Iraqi sentenced to life in prison in Germany for "Yazidi genocide"

A court in Frankfurt, Germany, has sentenced an Iraqi citizen who joined the Islamic State group to life in prison for his role in the genocide of the Yazidis. His German wife was also sentenced to 10 years in prison.
On Tuesday, November 29, AFP reported that Taha al-Jumaili, 29, who joined the Islamic State (IS) group in 2013, was found guilty of genocide against the Yazidis, crimes against humanity resulting in death, war crimes, participation and complicity in war crimes, and causing bodily harm resulting in death.
The report says that after the verdict was announced, the defendant in the case lost consciousness and the court proceedings were temporarily suspended.
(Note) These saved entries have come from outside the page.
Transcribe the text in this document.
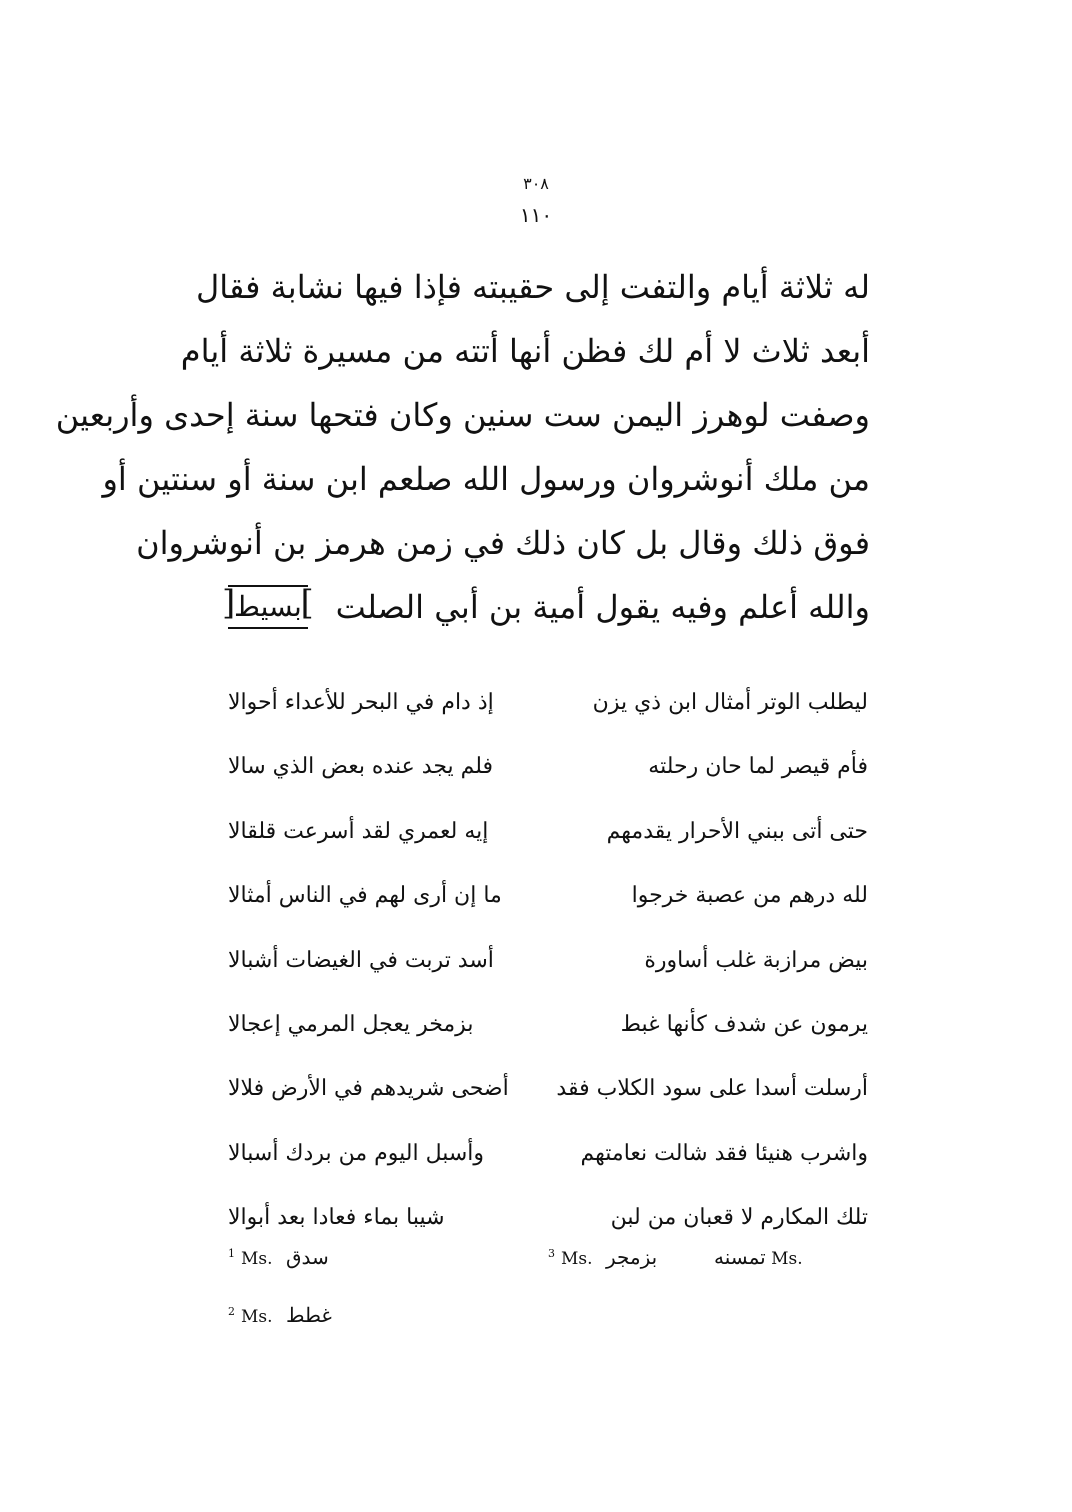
٣٠٨
١١٠
له ثلاثة أيام والتفت إلى حقيبته فإذا فيها نشابة فقال
أبعد ثلاث لا أم لك فظن أنها أتته من مسيرة ثلاثة أيام
وصفت لوهرز اليمن ست سنين وكان فتحها سنة إحدى وأربعين
من ملك أنوشروان ورسول الله صلعم ابن سنة أو سنتين أو
فوق ذلك وقال بل كان ذلك في زمن هرمز بن أنوشروان
والله أعلم وفيه يقول أمية بن أبي الصلت
[ بسيط ]
ليطلب الوتر أمثال ابن ذي يزن
إذ دام في البحر للأعداء أحوالا
فأم قيصر لما حان رحلته
فلم يجد عنده بعض الذي سالا
حتى أتى ببني الأحرار يقدمهم
إيه لعمري لقد أسرعت قلقالا
لله درهم من عصبة خرجوا
ما إن أرى لهم في الناس أمثالا
بيض مرازبة غلب أساورة
أسد تربت في الغيضات أشبالا
يرمون عن شدف كأنها غبط
بزمخر يعجل المرمي إعجالا
أرسلت أسدا على سود الكلاب فقد
أضحى شريدهم في الأرض فلالا
واشرب هنيئا فقد شالت نعامتهم
وأسبل اليوم من بردك أسبالا
تلك المكارم لا قعبان من لبن
شيبا بماء فعادا بعد أبوالا
$^1$ Ms. سدق	$^3$ Ms. بزمجر	تمسنه Ms.
$^2$ Ms. غطط
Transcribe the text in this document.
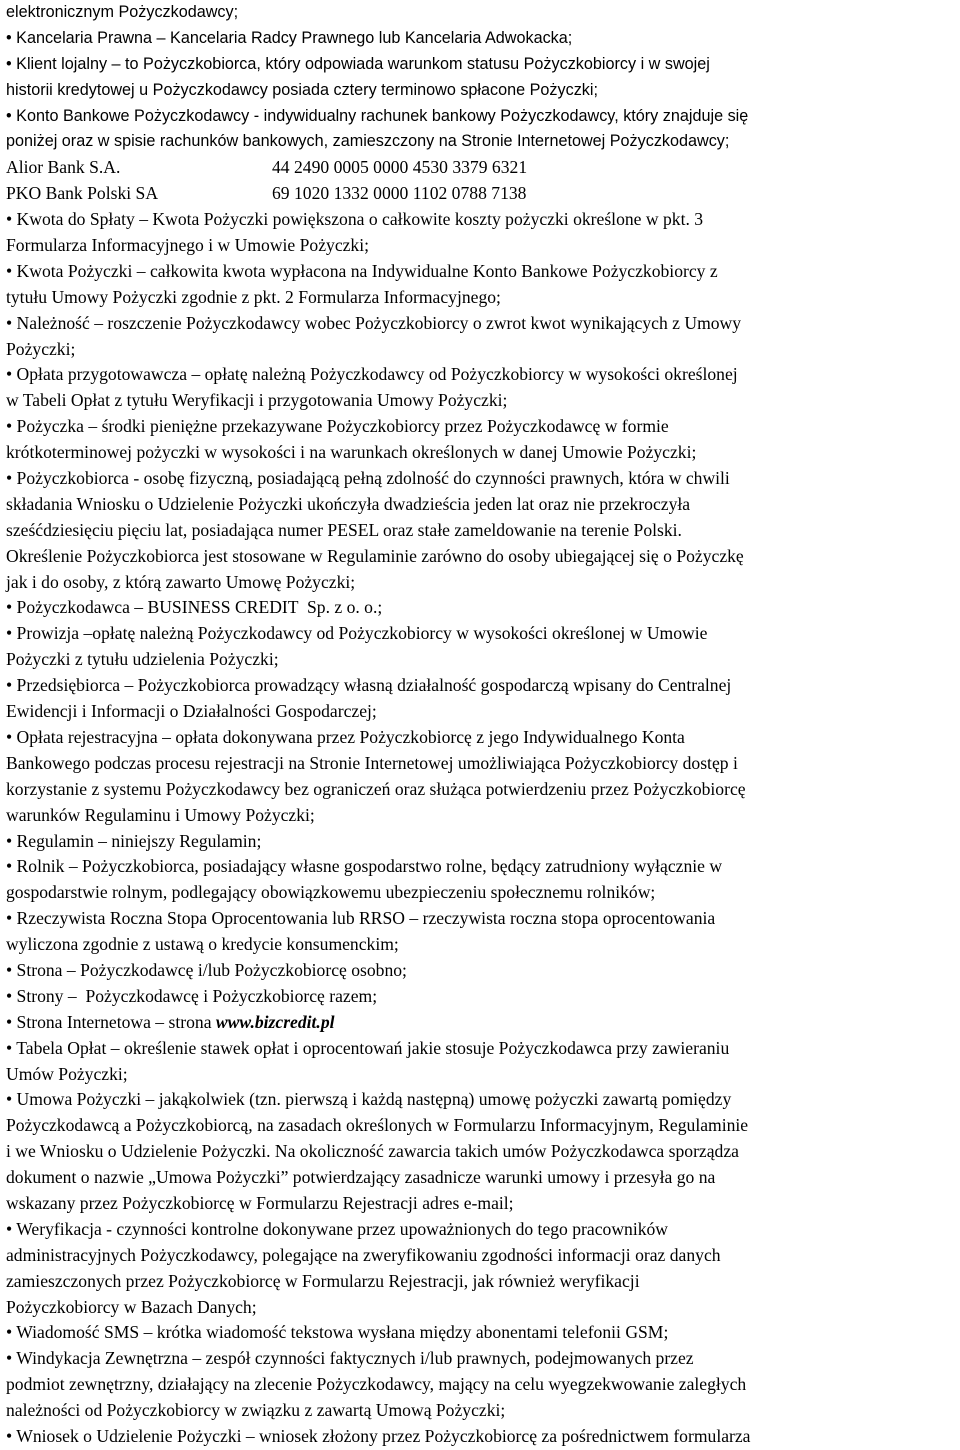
elektronicznym Pożyczkodawcy;
• Kancelaria Prawna – Kancelaria Radcy Prawnego lub Kancelaria Adwokacka;
• Klient lojalny – to Pożyczkobiorca, który odpowiada warunkom statusu Pożyczkobiorcy i w swojej
historii kredytowej u Pożyczkodawcy posiada cztery terminowo spłacone Pożyczki;
• Konto Bankowe Pożyczkodawcy - indywidualny rachunek bankowy Pożyczkodawcy, który znajduje się
poniżej oraz w spisie rachunków bankowych, zamieszczony na Stronie Internetowej Pożyczkodawcy;
Alior Bank S.A.	44 2490 0005 0000 4530 3379 6321
PKO Bank Polski SA	69 1020 1332 0000 1102 0788 7138
• Kwota do Spłaty – Kwota Pożyczki powiększona o całkowite koszty pożyczki określone w pkt. 3
Formularza Informacyjnego i w Umowie Pożyczki;
• Kwota Pożyczki – całkowita kwota wypłacona na Indywidualne Konto Bankowe Pożyczkobiorcy z
tytułu Umowy Pożyczki zgodnie z pkt. 2 Formularza Informacyjnego;
• Należność – roszczenie Pożyczkodawcy wobec Pożyczkobiorcy o zwrot kwot wynikających z Umowy
Pożyczki;
• Opłata przygotowawcza – opłatę należną Pożyczkodawcy od Pożyczkobiorcy w wysokości określonej
w Tabeli Opłat z tytułu Weryfikacji i przygotowania Umowy Pożyczki;
• Pożyczka – środki pieniężne przekazywane Pożyczkobiorcy przez Pożyczkodawcę w formie
krótkoterminowej pożyczki w wysokości i na warunkach określonych w danej Umowie Pożyczki;
• Pożyczkobiorca - osobę fizyczną, posiadającą pełną zdolność do czynności prawnych, która w chwili
składania Wniosku o Udzielenie Pożyczki ukończyła dwadzieścia jeden lat oraz nie przekroczyła
sześćdziesięciu pięciu lat, posiadająca numer PESEL oraz stałe zameldowanie na terenie Polski.
Określenie Pożyczkobiorca jest stosowane w Regulaminie zarówno do osoby ubiegającej się o Pożyczkę
jak i do osoby, z którą zawarto Umowę Pożyczki;
• Pożyczkodawca – BUSINESS CREDIT  Sp. z o. o.;
• Prowizja –opłatę należną Pożyczkodawcy od Pożyczkobiorcy w wysokości określonej w Umowie
Pożyczki z tytułu udzielenia Pożyczki;
• Przedsiębiorca – Pożyczkobiorca prowadzący własną działalność gospodarczą wpisany do Centralnej
Ewidencji i Informacji o Działalności Gospodarczej;
• Opłata rejestracyjna – opłata dokonywana przez Pożyczkobiorcę z jego Indywidualnego Konta
Bankowego podczas procesu rejestracji na Stronie Internetowej umożliwiająca Pożyczkobiorcy dostęp i
korzystanie z systemu Pożyczkodawcy bez ograniczeń oraz służąca potwierdzeniu przez Pożyczkobiorcę
warunków Regulaminu i Umowy Pożyczki;
• Regulamin – niniejszy Regulamin;
• Rolnik – Pożyczkobiorca, posiadający własne gospodarstwo rolne, będący zatrudniony wyłącznie w
gospodarstwie rolnym, podlegający obowiązkowemu ubezpieczeniu społecznemu rolników;
• Rzeczywista Roczna Stopa Oprocentowania lub RRSO – rzeczywista roczna stopa oprocentowania
wyliczona zgodnie z ustawą o kredycie konsumenckim;
• Strona – Pożyczkodawcę i/lub Pożyczkobiorcę osobno;
• Strony –  Pożyczkodawcę i Pożyczkobiorcę razem;
• Strona Internetowa – strona www.bizcredit.pl
• Tabela Opłat – określenie stawek opłat i oprocentowań jakie stosuje Pożyczkodawca przy zawieraniu
Umów Pożyczki;
• Umowa Pożyczki – jakąkolwiek (tzn. pierwszą i każdą następną) umowę pożyczki zawartą pomiędzy
Pożyczkodawcą a Pożyczkobiorcą, na zasadach określonych w Formularzu Informacyjnym, Regulaminie
i we Wniosku o Udzielenie Pożyczki. Na okoliczność zawarcia takich umów Pożyczkodawca sporządza
dokument o nazwie „Umowa Pożyczki” potwierdzający zasadnicze warunki umowy i przesyła go na
wskazany przez Pożyczkobiorcę w Formularzu Rejestracji adres e-mail;
• Weryfikacja - czynności kontrolne dokonywane przez upoważnionych do tego pracowników
administracyjnych Pożyczkodawcy, polegające na zweryfikowaniu zgodności informacji oraz danych
zamieszczonych przez Pożyczkobiorcę w Formularzu Rejestracji, jak również weryfikacji
Pożyczkobiorcy w Bazach Danych;
• Wiadomość SMS – krótka wiadomość tekstowa wysłana między abonentami telefonii GSM;
• Windykacja Zewnętrzna – zespół czynności faktycznych i/lub prawnych, podejmowanych przez
podmiot zewnętrzny, działający na zlecenie Pożyczkodawcy, mający na celu wyegzekwowanie zaległych
należności od Pożyczkobiorcy w związku z zawartą Umową Pożyczki;
• Wniosek o Udzielenie Pożyczki – wniosek złożony przez Pożyczkobiorcę za pośrednictwem formularza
The Yazidis, or Yazidis, a minority group in northern Iraq, have been attacked by ISIS. ISIS members have killed Yazidi men, raped their women, and used their children as fighting forces.
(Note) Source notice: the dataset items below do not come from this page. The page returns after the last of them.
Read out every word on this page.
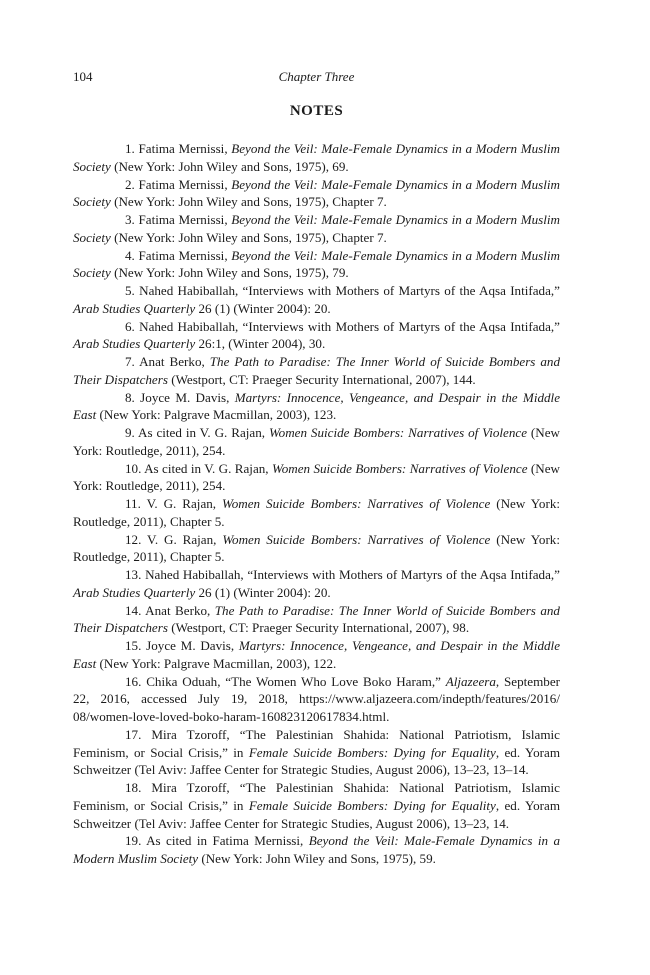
104	Chapter Three
NOTES

1. Fatima Mernissi, Beyond the Veil: Male-Female Dynamics in a Modern Muslim Society (New York: John Wiley and Sons, 1975), 69.

2. Fatima Mernissi, Beyond the Veil: Male-Female Dynamics in a Modern Muslim Society (New York: John Wiley and Sons, 1975), Chapter 7.

3. Fatima Mernissi, Beyond the Veil: Male-Female Dynamics in a Modern Muslim Society (New York: John Wiley and Sons, 1975), Chapter 7.

4. Fatima Mernissi, Beyond the Veil: Male-Female Dynamics in a Modern Muslim Society (New York: John Wiley and Sons, 1975), 79.

5. Nahed Habiballah, “Interviews with Mothers of Martyrs of the Aqsa Intifada,” Arab Studies Quarterly 26 (1) (Winter 2004): 20.

6. Nahed Habiballah, “Interviews with Mothers of Martyrs of the Aqsa Intifada,” Arab Studies Quarterly 26:1, (Winter 2004), 30.

7. Anat Berko, The Path to Paradise: The Inner World of Suicide Bombers and Their Dispatchers (Westport, CT: Praeger Security International, 2007), 144.

8. Joyce M. Davis, Martyrs: Innocence, Vengeance, and Despair in the Middle East (New York: Palgrave Macmillan, 2003), 123.

9. As cited in V. G. Rajan, Women Suicide Bombers: Narratives of Violence (New York: Routledge, 2011), 254.

10. As cited in V. G. Rajan, Women Suicide Bombers: Narratives of Violence (New York: Routledge, 2011), 254.

11. V. G. Rajan, Women Suicide Bombers: Narratives of Violence (New York: Routledge, 2011), Chapter 5.

12. V. G. Rajan, Women Suicide Bombers: Narratives of Violence (New York: Routledge, 2011), Chapter 5.

13. Nahed Habiballah, “Interviews with Mothers of Martyrs of the Aqsa Intifada,” Arab Studies Quarterly 26 (1) (Winter 2004): 20.

14. Anat Berko, The Path to Paradise: The Inner World of Suicide Bombers and Their Dispatchers (Westport, CT: Praeger Security International, 2007), 98.

15. Joyce M. Davis, Martyrs: Innocence, Vengeance, and Despair in the Middle East (New York: Palgrave Macmillan, 2003), 122.

16. Chika Oduah, “The Women Who Love Boko Haram,” Aljazeera, September 22, 2016, accessed July 19, 2018, https://www.aljazeera.com/indepth/features/2016/ 08/women-love-loved-boko-haram-160823120617834.html.

17. Mira Tzoroff, “The Palestinian Shahida: National Patriotism, Islamic Feminism, or Social Crisis,” in Female Suicide Bombers: Dying for Equality, ed. Yoram Schweitzer (Tel Aviv: Jaffee Center for Strategic Studies, August 2006), 13–23, 13–14.

18. Mira Tzoroff, “The Palestinian Shahida: National Patriotism, Islamic Feminism, or Social Crisis,” in Female Suicide Bombers: Dying for Equality, ed. Yoram Schweitzer (Tel Aviv: Jaffee Center for Strategic Studies, August 2006), 13–23, 14.

19. As cited in Fatima Mernissi, Beyond the Veil: Male-Female Dynamics in a Modern Muslim Society (New York: John Wiley and Sons, 1975), 59.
In May, the UN Special Rapporteur announced that he had obtained sufficient evidence to support the "commitment of genocide" by the ISIS group against the Yazidis.
Prosecutors in the case said that Taha Al-Jamaili, the defendant in the case, and Jennifer Wenish, his German wife, had purchased and kept a Yazidi woman and a child as "slaves" during their stay in Mosul, Iraq, in 2015.
They then moved to Fallujah. Taha al-Jumaili is accused of chaining the five-year-old girl to a window outside the building in 50-degree Celsius temperatures because she had wet her mattress, and the girl died of extreme thirst.
The girl's mother had previously appeared in courts in Munich and Frankfurt and testified about her daughter's torture and death.
The defendant's German wife was also sentenced to 10 years in prison for "committing crimes against humanity through slavery" and "participating in the murder of the girl by not helping her."